Se la pronuncia, a dispetto del suo esito del tutto scontato, è apparsa comunque meritevole di segnalazione, ciò è stato perché, di legittimazione a ricevere l’impugnazione o, più in generale, di legittimazione ad impugnare, essa non fa mai menzione, parlando, viceversa, di legitimatio ad causam e di violazione, da parte dell’appellante, della relativa disciplina ex art. 81 c.p.c.: una sovrapposizione di concetti che dovrebbero, per contro, essere tenuti ben distinti, per quanto, come dimostra la vicenda appena passata in rassegna, si tratti di sovrapposizione sostanzialmente innocua sul piano strettamente applicativo, dal momento che alla carenza dell’una di dette figure di legittimazione si applica lo stesso trattamento riservato alla carenza dell’altra, siccome vizi parimenti rilevabili ex officio e insuscettibili di sanatoria con effetti retroattivi.
Di un’ulteriore, indebita, sovrapposizione concettuale può muoversi censura nei confronti della presente Cass. n. 8977/2026, come quella tra legitimatio ad causam ex art. 81 c.p.c. e c.d. legittimazione in senso sostanziale, ovverosia titolarità attiva e, qui, passiva del rapporto giuridico dedotto in giudizio: ché è a quest’ultima, invero, che la Corte ha riferimento allorché, nell’affermare che il giudice sia sempre tenuto a verificare, anche ex officio, che la proposizione della domanda sia avvenuta nel pieno rispetto di detto art. 81, l’oggetto di tale verifica viene poi a identificare nella «coincidenza dell’attore e del convenuto con i soggetti che, secondo la legge che regola il rapporto dedotto in giudizio, sono destinatari degli effetti della pronuncia richiesta».
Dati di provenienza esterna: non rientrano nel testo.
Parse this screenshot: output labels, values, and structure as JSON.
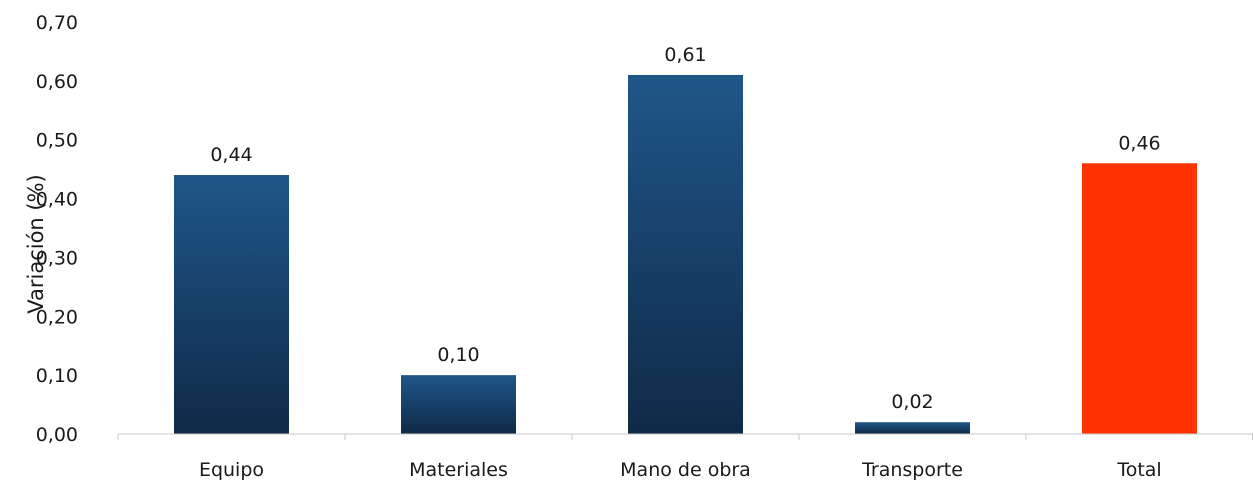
{
  "chart_data": {
    "type": "bar",
    "title": "",
    "xlabel": "",
    "ylabel": "Variación (%)",
    "categories": [
      "Equipo",
      "Materiales",
      "Mano de obra",
      "Transporte",
      "Total"
    ],
    "values": [
      0.44,
      0.1,
      0.61,
      0.02,
      0.46
    ],
    "value_labels": [
      "0,44",
      "0,10",
      "0,61",
      "0,02",
      "0,46"
    ],
    "ylim": [
      0,
      0.7
    ],
    "y_ticks": [
      0,
      0.1,
      0.2,
      0.3,
      0.4,
      0.5,
      0.6,
      0.7
    ],
    "y_tick_labels": [
      "0,00",
      "0,10",
      "0,20",
      "0,30",
      "0,40",
      "0,50",
      "0,60",
      "0,70"
    ],
    "grid": false,
    "legend": "none",
    "colors": {
      "bar_gradient_top": "#1f5689",
      "bar_gradient_bottom": "#0f2a47",
      "highlight": "#ff3300",
      "axis": "#c8c8c8"
    },
    "highlight_category": "Total"
  }
}
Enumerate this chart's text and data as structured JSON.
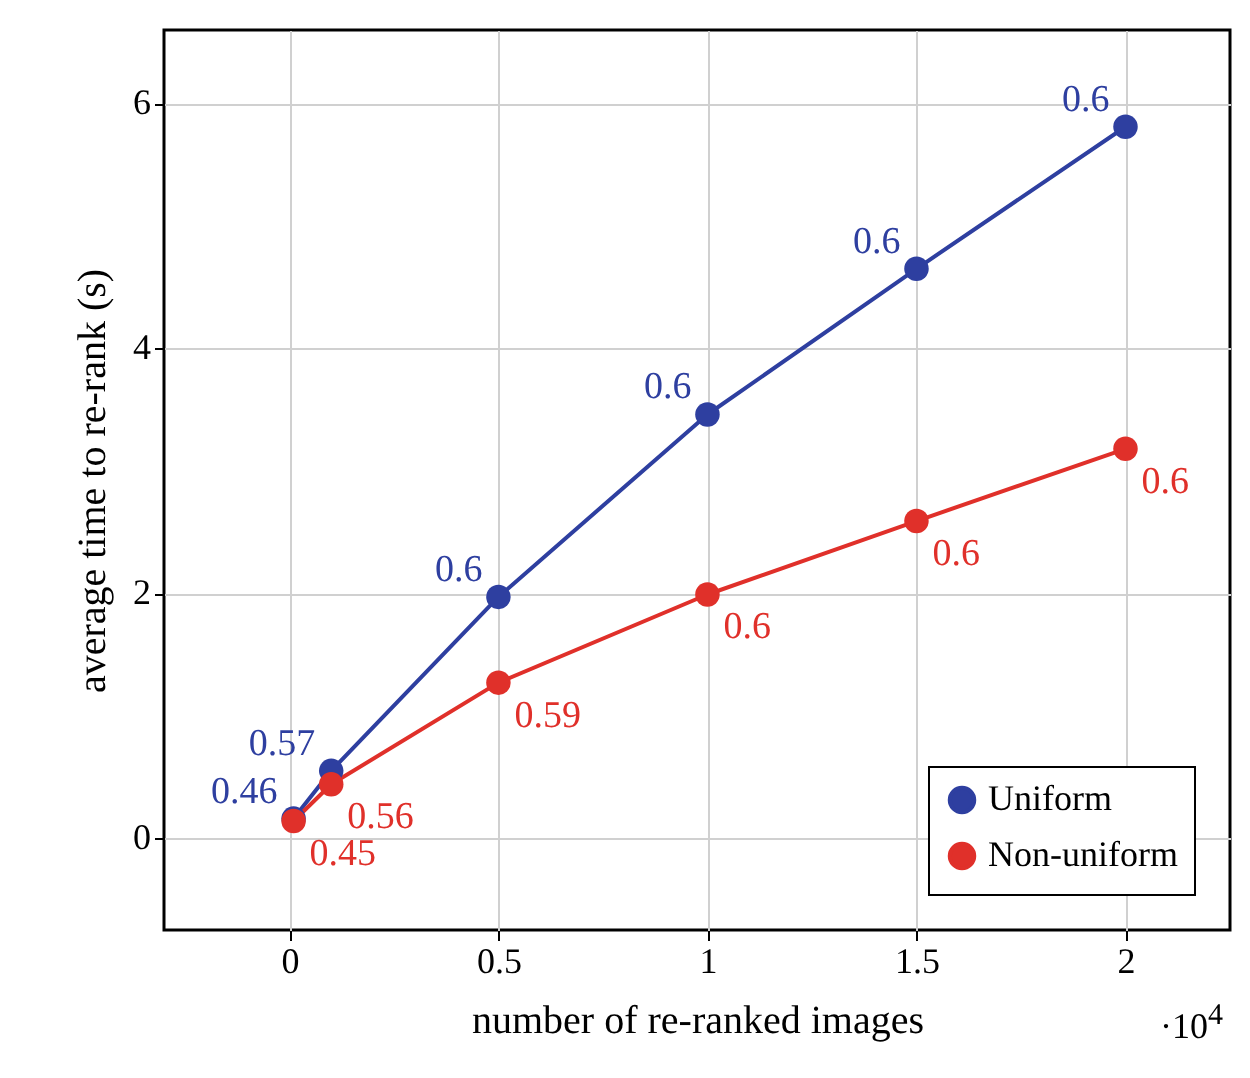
{
  "chart_data": {
    "type": "line",
    "xlabel": "number of re-ranked images",
    "ylabel": "average time to re-rank (s)",
    "annotations": [
      "·10$^{4}$",
      {
        "text": "0.46",
        "x": 0.01,
        "y": 0.16
      },
      {
        "text": "0.57",
        "x": 0.1,
        "y": 0.55
      },
      {
        "text": "0.6",
        "x": 0.5,
        "y": 1.97
      },
      {
        "text": "0.6",
        "x": 1,
        "y": 3.46
      },
      {
        "text": "0.6",
        "x": 1.5,
        "y": 4.65
      },
      {
        "text": "0.6",
        "x": 2,
        "y": 5.81
      },
      {
        "text": "0.45",
        "x": 0.01,
        "y": 0.14
      },
      {
        "text": "0.56",
        "x": 0.1,
        "y": 0.44
      },
      {
        "text": "0.59",
        "x": 0.5,
        "y": 1.27
      },
      {
        "text": "0.6",
        "x": 1,
        "y": 1.99
      },
      {
        "text": "0.6",
        "x": 1.5,
        "y": 2.59
      },
      {
        "text": "0.6",
        "x": 2,
        "y": 3.18
      }
    ],
    "xlim": [
      -0.3,
      2.25
    ],
    "xticks": [
      0,
      0.5,
      1,
      1.5,
      2
    ],
    "ylim": [
      -0.75,
      6.6
    ],
    "yticks": [
      0,
      2,
      4,
      6
    ],
    "grid": true,
    "legend": "bottom right",
    "marker": "circle",
    "line_style": "solid",
    "series": [
      {
        "name": "Uniform",
        "color": "#2e3fa0",
        "x": [
          0.01,
          0.1,
          0.5,
          1,
          1.5,
          2
        ],
        "values": [
          0.16,
          0.55,
          1.97,
          3.46,
          4.65,
          5.81
        ]
      },
      {
        "name": "Non-uniform",
        "color": "#e0302a",
        "x": [
          0.01,
          0.1,
          0.5,
          1,
          1.5,
          2
        ],
        "values": [
          0.14,
          0.44,
          1.27,
          1.99,
          2.59,
          3.18
        ]
      }
    ]
  }
}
Come esattamente rimarcato in dottrina (v. spec. Consolo, Spiegazioni di diritto processuale civile. I. Le tutele (di merito, sommarie ed esecutive) e il rapporto giuridico processuale, 13a ed., Torino, 2023, 602), trattasi di un uso decisamente inappropriato e fuorviante della nozione di “legittimazione”: ma stante il suo saldo radicamento nel linguaggio giurisprudenziale (per ragioni in ordine alle quali si rinvia nuovamente a Consolo, op. ult. cit., 603), non v’è ormai più motivo perché vi si debba indugiare.